Enquêtes et affaire récente en Val‑de‑Marne
Le GIGN est intervenu le 14 avril pour libérer une femme et son fils de 11 ans, enlevés la veille en Bourgogne. Les ravisseurs réclamaient 340.000 euros en bitcoins, détail indiqué dans le relais médiatique de l’affaire.
Cette intervention illustre, selon l’avocat, la gravité et la visibilité des dossiers récents. Phrase clé : la montée en puissance des cas conduit à des opérations coordonnées des forces de l’ordre.
Profils des victimes et modes de repérage
Historiquement ciblés : des entrepreneurs visibles dans le secteur. Aujourd’hui, le profil des clients se diversifie et concerne « Monsieur et Madame Tout‑le‑monde », selon Romain Chilly. Des victimes seraient repérées à la suite de fuites de données ou de traces en ligne, même si l’origine précise des ciblages reste non précisée.
Phrase clé : la démocratisation du ciblage augmente la vulnérabilité des détenteurs ordinaires.

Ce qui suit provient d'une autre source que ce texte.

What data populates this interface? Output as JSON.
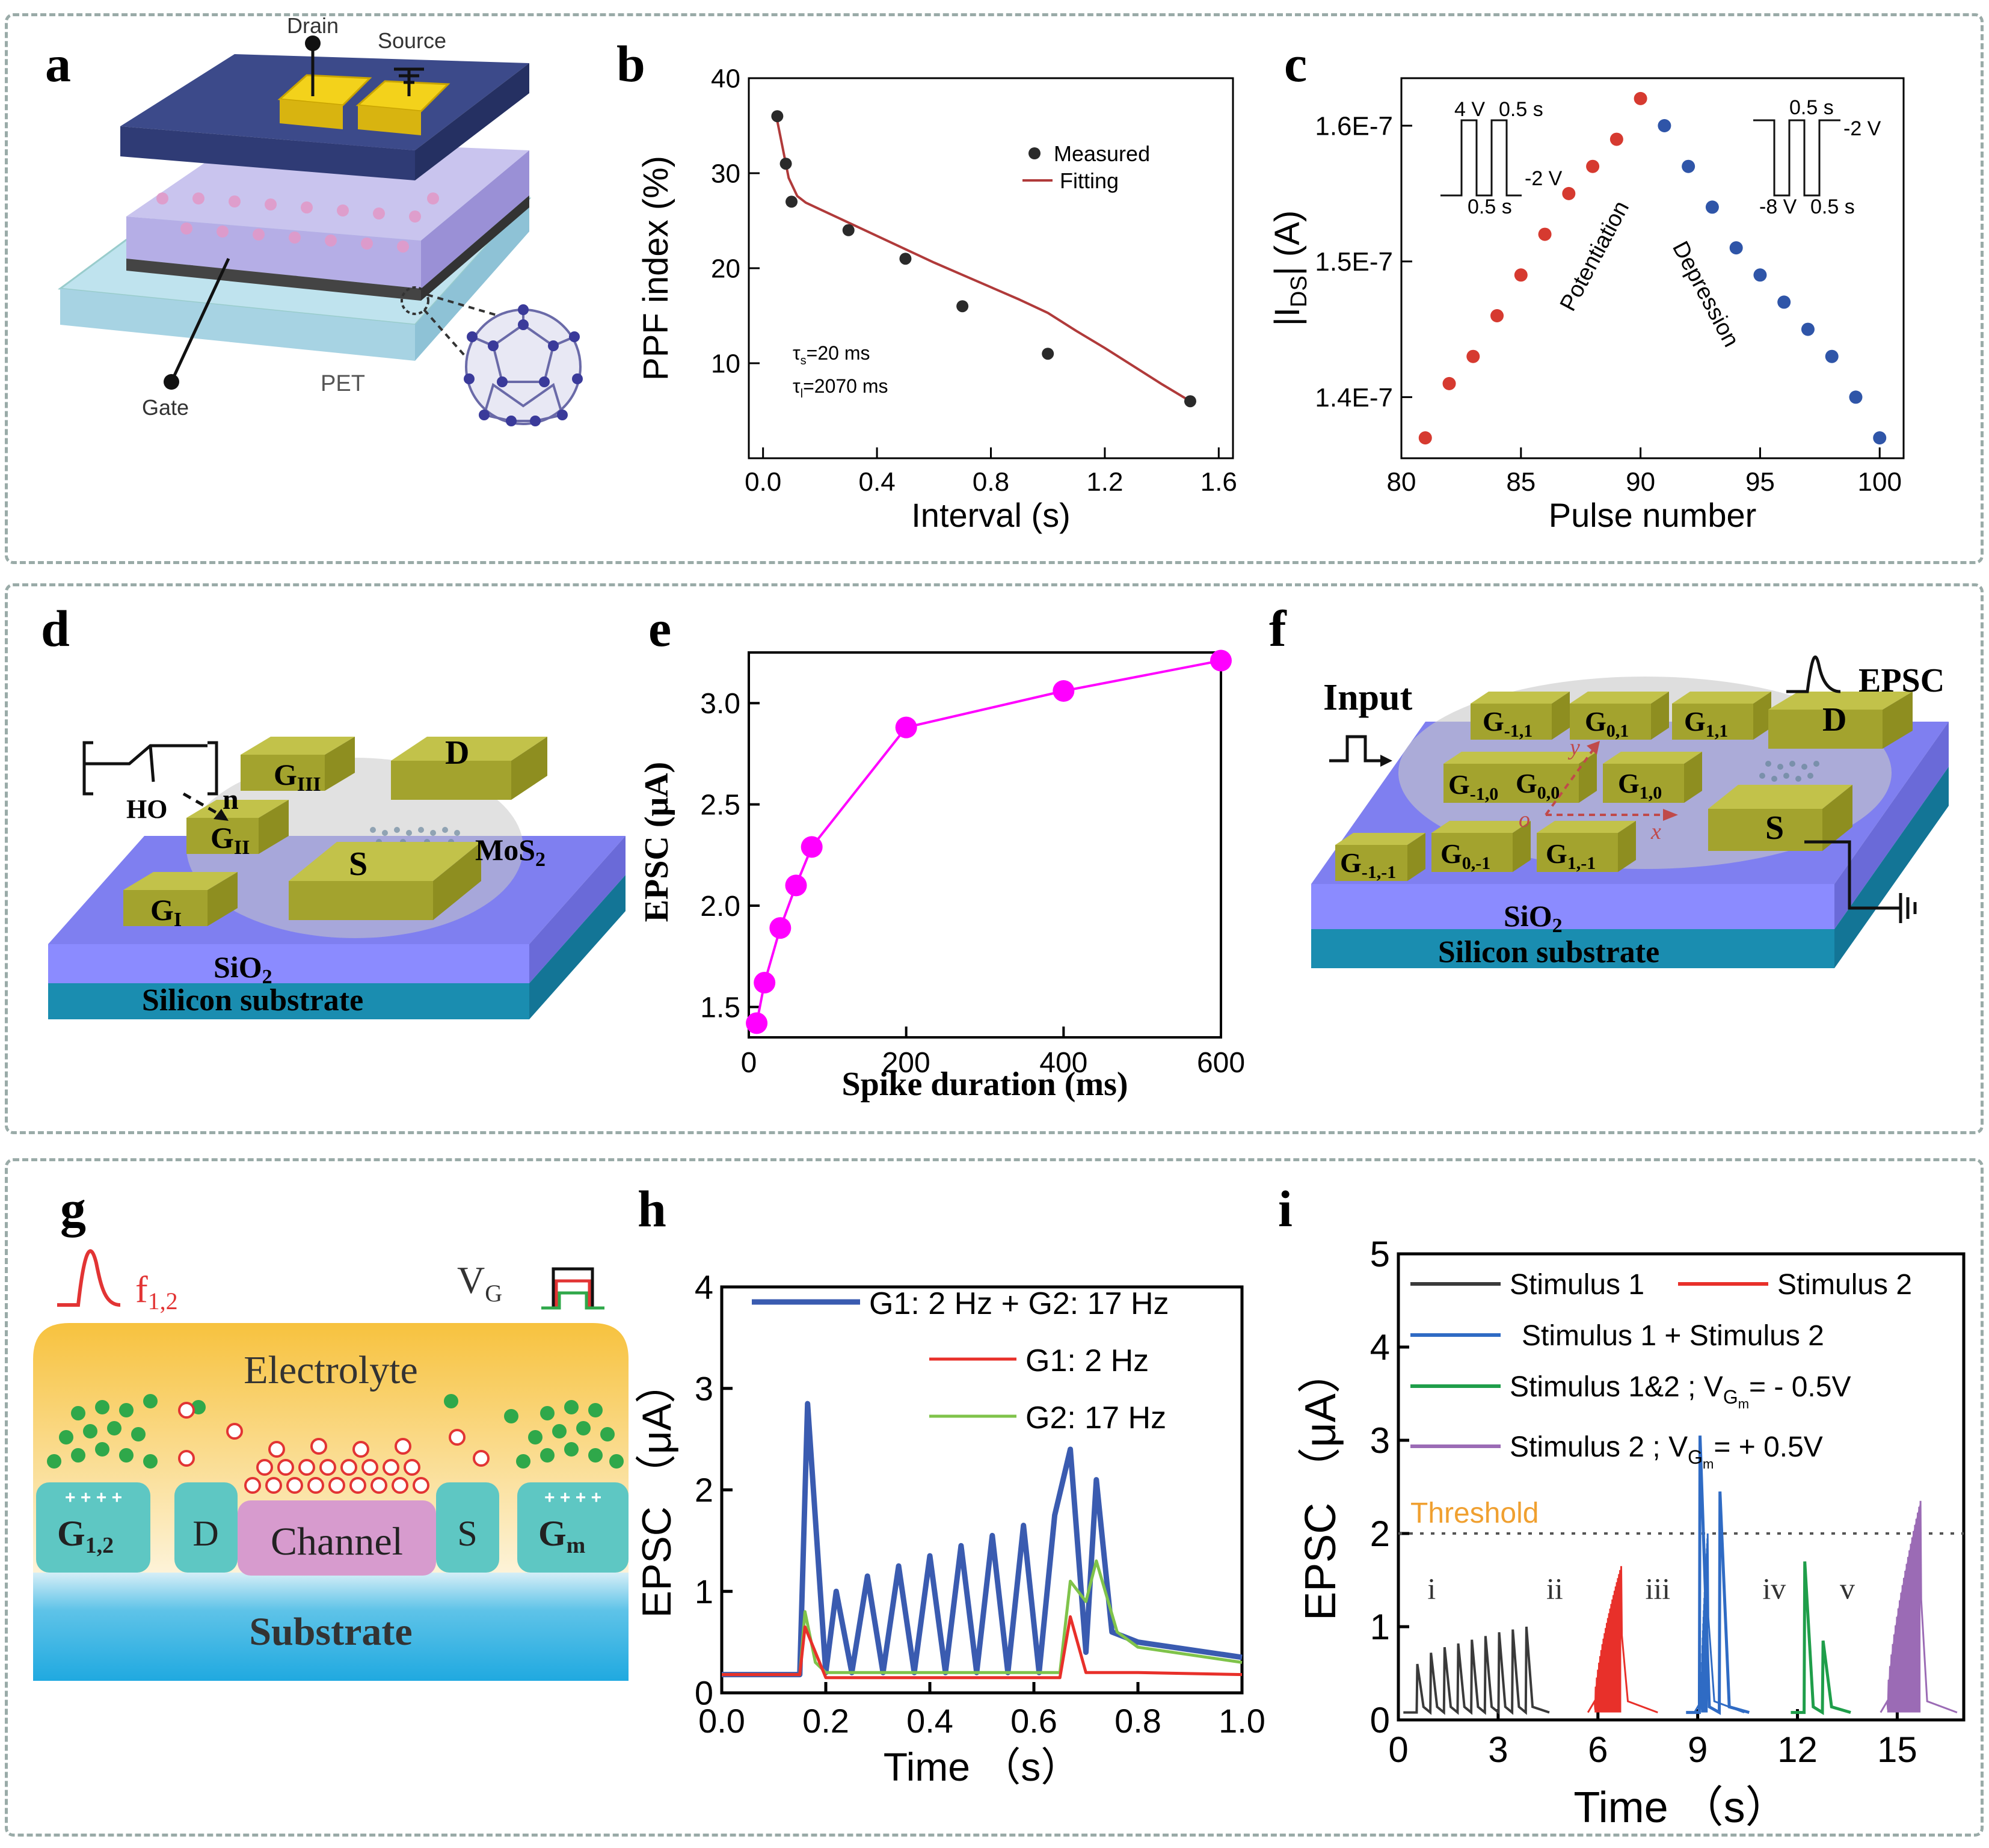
{
  "panel_labels": [
    "a",
    "b",
    "c",
    "d",
    "e",
    "f",
    "g",
    "h",
    "i"
  ],
  "panel_a": {
    "drain": "Drain",
    "source": "Source",
    "gate": "Gate",
    "substrate": "PET"
  },
  "panel_d": {
    "n": "n",
    "ho": "HO",
    "g3": "G",
    "g3_sub": "III",
    "g2": "G",
    "g2_sub": "II",
    "g1": "G",
    "g1_sub": "I",
    "d": "D",
    "s": "S",
    "mos2": "MoS",
    "mos2_sub": "2",
    "sio2": "SiO",
    "sio2_sub": "2",
    "si": "Silicon substrate"
  },
  "panel_f": {
    "input": "Input",
    "epsc": "EPSC",
    "d": "D",
    "s": "S",
    "sio2": "SiO",
    "sio2_sub": "2",
    "si": "Silicon substrate",
    "x": "x",
    "y": "y",
    "o": "o",
    "gates": [
      {
        "t": "G",
        "s": "-1,1"
      },
      {
        "t": "G",
        "s": "0,1"
      },
      {
        "t": "G",
        "s": "1,1"
      },
      {
        "t": "G",
        "s": "-1,0"
      },
      {
        "t": "G",
        "s": "0,0"
      },
      {
        "t": "G",
        "s": "1,0"
      },
      {
        "t": "G",
        "s": "-1,-1"
      },
      {
        "t": "G",
        "s": "0,-1"
      },
      {
        "t": "G",
        "s": "1,-1"
      }
    ]
  },
  "panel_g": {
    "f": "f",
    "f_sub": "1,2",
    "vg": "V",
    "vg_sub": "G",
    "electrolyte": "Electrolyte",
    "g12": "G",
    "g12_sub": "1,2",
    "d": "D",
    "channel": "Channel",
    "s": "S",
    "gm": "G",
    "gm_sub": "m",
    "substrate": "Substrate"
  },
  "colors": {
    "fitting": "#b03a3a",
    "measured": "#2a2a2a",
    "potentiation": "#d63a30",
    "depression": "#2f55a8",
    "epsc_e": "#ff00ff",
    "h_blue": "#3a5bb0",
    "h_red": "#e8302a",
    "h_green": "#7fc34a",
    "i_black": "#3a3a3a",
    "i_red": "#e8302a",
    "i_blue": "#2f6bc4",
    "i_green": "#1f9e4a",
    "i_purple": "#9b6bb5",
    "threshold": "#f0a030"
  },
  "chart_data": [
    {
      "panel": "b",
      "type": "scatter",
      "xlabel": "Interval (s)",
      "ylabel": "PPF index (%)",
      "xlim": [
        -0.05,
        1.65
      ],
      "ylim": [
        0,
        40
      ],
      "xticks": [
        "0.0",
        "0.4",
        "0.8",
        "1.2",
        "1.6"
      ],
      "yticks": [
        "10",
        "20",
        "30",
        "40"
      ],
      "series": [
        {
          "name": "Measured",
          "x": [
            0.05,
            0.08,
            0.1,
            0.3,
            0.5,
            0.7,
            1.0,
            1.5
          ],
          "y": [
            36,
            31,
            27,
            24,
            21,
            16,
            11,
            6
          ]
        },
        {
          "name": "Fitting",
          "x": [
            0.05,
            0.07,
            0.09,
            0.12,
            0.15,
            0.2,
            0.3,
            0.4,
            0.5,
            0.6,
            0.7,
            0.8,
            0.9,
            1.0,
            1.1,
            1.2,
            1.3,
            1.4,
            1.5
          ],
          "y": [
            35.5,
            32.5,
            29.5,
            27.6,
            26.9,
            26.2,
            24.8,
            23.4,
            22.0,
            20.6,
            19.3,
            18.0,
            16.7,
            15.3,
            13.4,
            11.6,
            9.7,
            7.8,
            6.0
          ]
        }
      ],
      "annotations": [
        {
          "t": "τ",
          "s": "s",
          "v": "=20 ms"
        },
        {
          "t": "τ",
          "s": "l",
          "v": "=2070 ms"
        }
      ]
    },
    {
      "panel": "c",
      "type": "scatter",
      "xlabel": "Pulse number",
      "ylabel": "|I",
      "ylabel_sub": "DS",
      "ylabel_end": "| (A)",
      "xlim": [
        80,
        101
      ],
      "ylim": [
        1.355e-07,
        1.635e-07
      ],
      "xticks": [
        "80",
        "85",
        "90",
        "95",
        "100"
      ],
      "yticks": [
        "1.4E-7",
        "1.5E-7",
        "1.6E-7"
      ],
      "series": [
        {
          "name": "Potentiation",
          "x": [
            81,
            82,
            83,
            84,
            85,
            86,
            87,
            88,
            89,
            90
          ],
          "y": [
            1.37e-07,
            1.41e-07,
            1.43e-07,
            1.46e-07,
            1.49e-07,
            1.52e-07,
            1.55e-07,
            1.57e-07,
            1.59e-07,
            1.62e-07
          ]
        },
        {
          "name": "Depression",
          "x": [
            91,
            92,
            93,
            94,
            95,
            96,
            97,
            98,
            99,
            100
          ],
          "y": [
            1.6e-07,
            1.57e-07,
            1.54e-07,
            1.51e-07,
            1.49e-07,
            1.47e-07,
            1.45e-07,
            1.43e-07,
            1.4e-07,
            1.37e-07
          ]
        }
      ],
      "inset_left": {
        "top_left": "4 V",
        "top_right": "0.5 s",
        "right": "-2 V",
        "bottom": "0.5 s"
      },
      "inset_right": {
        "top": "0.5 s",
        "right": "-2 V",
        "bottom_left": "-8 V",
        "bottom_right": "0.5 s"
      }
    },
    {
      "panel": "e",
      "type": "line",
      "xlabel": "Spike duration (ms)",
      "ylabel": "EPSC (μA)",
      "xlim": [
        0,
        600
      ],
      "ylim": [
        1.35,
        3.25
      ],
      "xticks": [
        "0",
        "200",
        "400",
        "600"
      ],
      "yticks": [
        "1.5",
        "2.0",
        "2.5",
        "3.0"
      ],
      "series": [
        {
          "name": "",
          "x": [
            10,
            20,
            40,
            60,
            80,
            200,
            400,
            600
          ],
          "y": [
            1.42,
            1.62,
            1.89,
            2.1,
            2.29,
            2.88,
            3.06,
            3.21
          ]
        }
      ]
    },
    {
      "panel": "h",
      "type": "line",
      "xlabel": "Time （s）",
      "ylabel": "EPSC （μA）",
      "xlim": [
        0,
        1.0
      ],
      "ylim": [
        0,
        4
      ],
      "xticks": [
        "0.0",
        "0.2",
        "0.4",
        "0.6",
        "0.8",
        "1.0"
      ],
      "yticks": [
        "0",
        "1",
        "2",
        "3",
        "4"
      ],
      "series": [
        {
          "name": "G1: 2 Hz + G2: 17 Hz",
          "x": [
            0,
            0.15,
            0.165,
            0.2,
            0.22,
            0.25,
            0.28,
            0.31,
            0.34,
            0.37,
            0.4,
            0.43,
            0.46,
            0.49,
            0.52,
            0.55,
            0.58,
            0.61,
            0.64,
            0.67,
            0.7,
            0.72,
            0.75,
            0.8,
            1.0
          ],
          "y": [
            0.18,
            0.18,
            2.85,
            0.2,
            1.0,
            0.2,
            1.15,
            0.2,
            1.25,
            0.2,
            1.35,
            0.2,
            1.45,
            0.2,
            1.55,
            0.2,
            1.65,
            0.2,
            1.75,
            2.4,
            0.4,
            2.1,
            0.6,
            0.5,
            0.35
          ]
        },
        {
          "name": "G1: 2 Hz",
          "x": [
            0,
            0.15,
            0.16,
            0.2,
            0.3,
            0.5,
            0.65,
            0.67,
            0.7,
            0.8,
            1.0
          ],
          "y": [
            0.18,
            0.18,
            0.65,
            0.15,
            0.15,
            0.15,
            0.15,
            0.75,
            0.2,
            0.2,
            0.18
          ]
        },
        {
          "name": "G2: 17 Hz",
          "x": [
            0,
            0.15,
            0.16,
            0.18,
            0.2,
            0.3,
            0.5,
            0.65,
            0.67,
            0.7,
            0.72,
            0.76,
            0.8,
            1.0
          ],
          "y": [
            0.18,
            0.18,
            0.8,
            0.3,
            0.2,
            0.2,
            0.2,
            0.2,
            1.1,
            0.9,
            1.3,
            0.6,
            0.45,
            0.3
          ]
        }
      ]
    },
    {
      "panel": "i",
      "type": "line",
      "xlabel": "Time （s）",
      "ylabel": "EPSC （μA）",
      "xlim": [
        0,
        17
      ],
      "ylim": [
        0,
        5
      ],
      "xticks": [
        "0",
        "3",
        "6",
        "9",
        "12",
        "15"
      ],
      "yticks": [
        "0",
        "1",
        "2",
        "3",
        "4",
        "5"
      ],
      "threshold": {
        "label": "Threshold",
        "value": 2.0
      },
      "segment_labels": [
        "i",
        "ii",
        "iii",
        "iv",
        "v"
      ],
      "series": [
        {
          "name": "Stimulus 1",
          "peaks": [
            0.6,
            0.72,
            0.78,
            0.82,
            0.86,
            0.9,
            0.94,
            0.97,
            1.0
          ]
        },
        {
          "name": "Stimulus 2",
          "peak": 1.65
        },
        {
          "name": "Stimulus 1 +  Stimulus 2",
          "peaks": [
            3.05,
            2.45
          ]
        },
        {
          "name": "Stimulus 1&2 ;  V",
          "name_sub": "G",
          "name_subsub": "m",
          "name_end": "= - 0.5V",
          "peaks": [
            1.7,
            0.85
          ]
        },
        {
          "name": "Stimulus 2 ; V",
          "name_sub": "G",
          "name_subsub": "m",
          "name_end": "= + 0.5V",
          "peak": 2.35
        }
      ]
    }
  ]
}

Modes opératoires : kidnapping et home‑jacking
L’avocat distingue deux modes opératoires majeurs : le kidnapping et le home‑jacking, souvent réalisés avec violence et sous contrainte. Il signale des exécutants fréquemment très jeunes, parfois mineurs, et des commanditaires régulièrement basés à l’étranger.
Phrase clé : des groupes variés, de niveaux d’organisation différents, participent à cette hausse d’actes criminels.
Blocages judiciaires et saisie des crypto‑actifs
Pour Romain Chilly, les crypto‑actifs sont à la fois traçables et plus difficilement saisissables, ce qui freine l’efficacité judiciaire. Il estime que la réponse pénale doit progresser, en particulier sur les procédures de saisie des actifs numériques.
Face à la menace, certains détenteurs renforcent leur discrétion, emploient des agents de sécurité ou choisissent de quitter la France, signe d’une inquiétude croissante parmi les acteurs concernés. Phrase clé : tant que la saisie reste complexe, « le crime continue à payer », selon l’avocat.